Blade Runner (1982)

There’s a lot that can be said about Blade Runner. “No shit!” you’re probably thinking, as it’s been voted one of the best films of all time on multiple occasions. That being said, it’s clearly a highly discussed film. It’s not nearly as close to the “source material”, Philip K. Dick’s Do Androids Dream of Electric Sheep, as I thought it would be. In fact it’s barely related at all, when you think about it.

From the beginning, as such, I was forced to take it as a totally separate entity. The experience was none the less strikingly similar to reading the book: mildly frustrating, and ending with a strange sensation of being let down. Granted, keep in mind, this is purely in regards to plot. Visually it’s a stunning piece of artistry, there’s no denying or questioning that.

In the end, for me, the film didn’t pick up on what I thought were the strongest points of the book, the aspects that Dick undoubtedly put in place as a teaser, that were never flushed out. The fact that there was no exploration of Mercerism, or any commentary on the future of religion (which was one of those points dangled in front of the reader of Androids and never flushed out by Dick) was surprisingly frustrating. Evidently, neither Ridley Scott nor David Webb Peoples, one of the screenwriters, had ever actually read Dick’s novel. This makes a lot of sense, given the total lack of continuity.

Maybe I did myself a disservice by reading the book first (though I didn’t really have much choice, as I read the novel for a summer course). I’m still on the fence about it. As it stands as an adaptation, I stress all visual aspects of the film aside, it’s terrible. One really winds up having barely anything at all to do with the other, which is frustrating. Actually, just about as frustrating as reading the conclusion of Dick’s book was.

Visually, it’s beyond a masterpiece. The models used for Tyrell’s tower, and the opening sequence with the flaming smoke stacks, are a true work of art. The way they used forced perspective to render the opening sequence (this is from the Director’s cut, by the by) was flawlessly done. The costume design, set design, makeup, and set dressing are all nothing short of perfection.
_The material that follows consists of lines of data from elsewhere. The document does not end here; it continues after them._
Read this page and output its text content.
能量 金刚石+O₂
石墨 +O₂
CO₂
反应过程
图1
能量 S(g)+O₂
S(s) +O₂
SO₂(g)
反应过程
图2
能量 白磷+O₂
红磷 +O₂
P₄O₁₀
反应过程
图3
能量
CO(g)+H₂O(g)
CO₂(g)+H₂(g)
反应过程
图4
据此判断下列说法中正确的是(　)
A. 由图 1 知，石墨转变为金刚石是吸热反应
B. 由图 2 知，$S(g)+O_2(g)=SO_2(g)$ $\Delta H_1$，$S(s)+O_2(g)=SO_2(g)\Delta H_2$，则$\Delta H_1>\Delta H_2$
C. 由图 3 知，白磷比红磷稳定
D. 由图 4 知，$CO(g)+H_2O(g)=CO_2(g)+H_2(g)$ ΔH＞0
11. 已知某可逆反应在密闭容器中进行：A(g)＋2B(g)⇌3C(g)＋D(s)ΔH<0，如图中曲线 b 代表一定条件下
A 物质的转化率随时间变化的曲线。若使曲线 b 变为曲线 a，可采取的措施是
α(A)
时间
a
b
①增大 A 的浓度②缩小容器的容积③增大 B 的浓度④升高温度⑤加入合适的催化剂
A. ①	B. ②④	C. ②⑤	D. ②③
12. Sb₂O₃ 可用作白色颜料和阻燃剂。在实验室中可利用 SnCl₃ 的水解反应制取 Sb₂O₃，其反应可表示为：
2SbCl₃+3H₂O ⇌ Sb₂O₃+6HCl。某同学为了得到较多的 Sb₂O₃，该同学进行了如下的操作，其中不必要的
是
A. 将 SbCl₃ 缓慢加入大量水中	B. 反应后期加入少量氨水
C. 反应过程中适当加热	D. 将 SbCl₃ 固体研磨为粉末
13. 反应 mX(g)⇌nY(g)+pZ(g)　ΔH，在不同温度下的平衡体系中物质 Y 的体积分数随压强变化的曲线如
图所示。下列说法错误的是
It’s surprising just how ahead of its time it was. All things considered, any film about the future is always the future version of itself, by virtue of the fact that we can only imagine what it might be like from where we stand in time. It’s clear from the beginning that the film was made in the 80s, but one of the biggest giveaways of this is probably the overuse of synth, which Scott seemed to be very fond of at the time (he did the same thing with Legend (1985)). You wouldn’t guess that it was made in 1982, though. Late 80s, easily, but it has a tonal quality to it that seems so ahead of early 80s film making.

Scott must be commended for his attention to detail, something all film makers should aspire to perfect. Unfortunately it seems that this art is going by the wayside these days, with greater significance placed on CGI and post-production editing. It’s so frustrating to watch a film today that really should take such detail into consideration, but that opts for the digital alternative.

Thanks to Scott’s layering, as he calls it, there is unparalelled detail in this universe, making it as believable as, say, the world in the Bourne Identity. You believe that the world you’re being welcomed into is authentic, that it exists. This should be what all film makers strive to accomplish, as the ultimate goal for any film maker is to facilitate the leap of faith the audience must take to become wholly submersed in the world put before them. Scott does this, in spades.

All this being said, in conclusion, I’m not as huge a fan of this as most people I know. Plot wise I find it frustrating, given that I’ve read the material it’s loosely based on. I expected more from it, in that sense. Perhaps, like I said before, I cheated myself out of the real experience of the film by reading the book first. Who knows.

Considering the film as its own distinct entity, it’s beautiful, a true masterpiece. The detail taken to create this universe is something to truly behold, it’s absolutely breathtaking. The set pieces were masterfully constructed, and the costumes were perfectly designed. It is truly a work of art.

And so I’ll probably forever consider it as two beasts: the visual stallion, a powerhouse of artistry, and the shlocky attempt to adapt the original material. Scott never intended to make anything other than pure entertainment, and it shows. It’s stupid to think that if it wasn’t entertainment the only other option would be an esoteric work, and I honestly think that such an assumption was Scott’s biggest mistake with the film.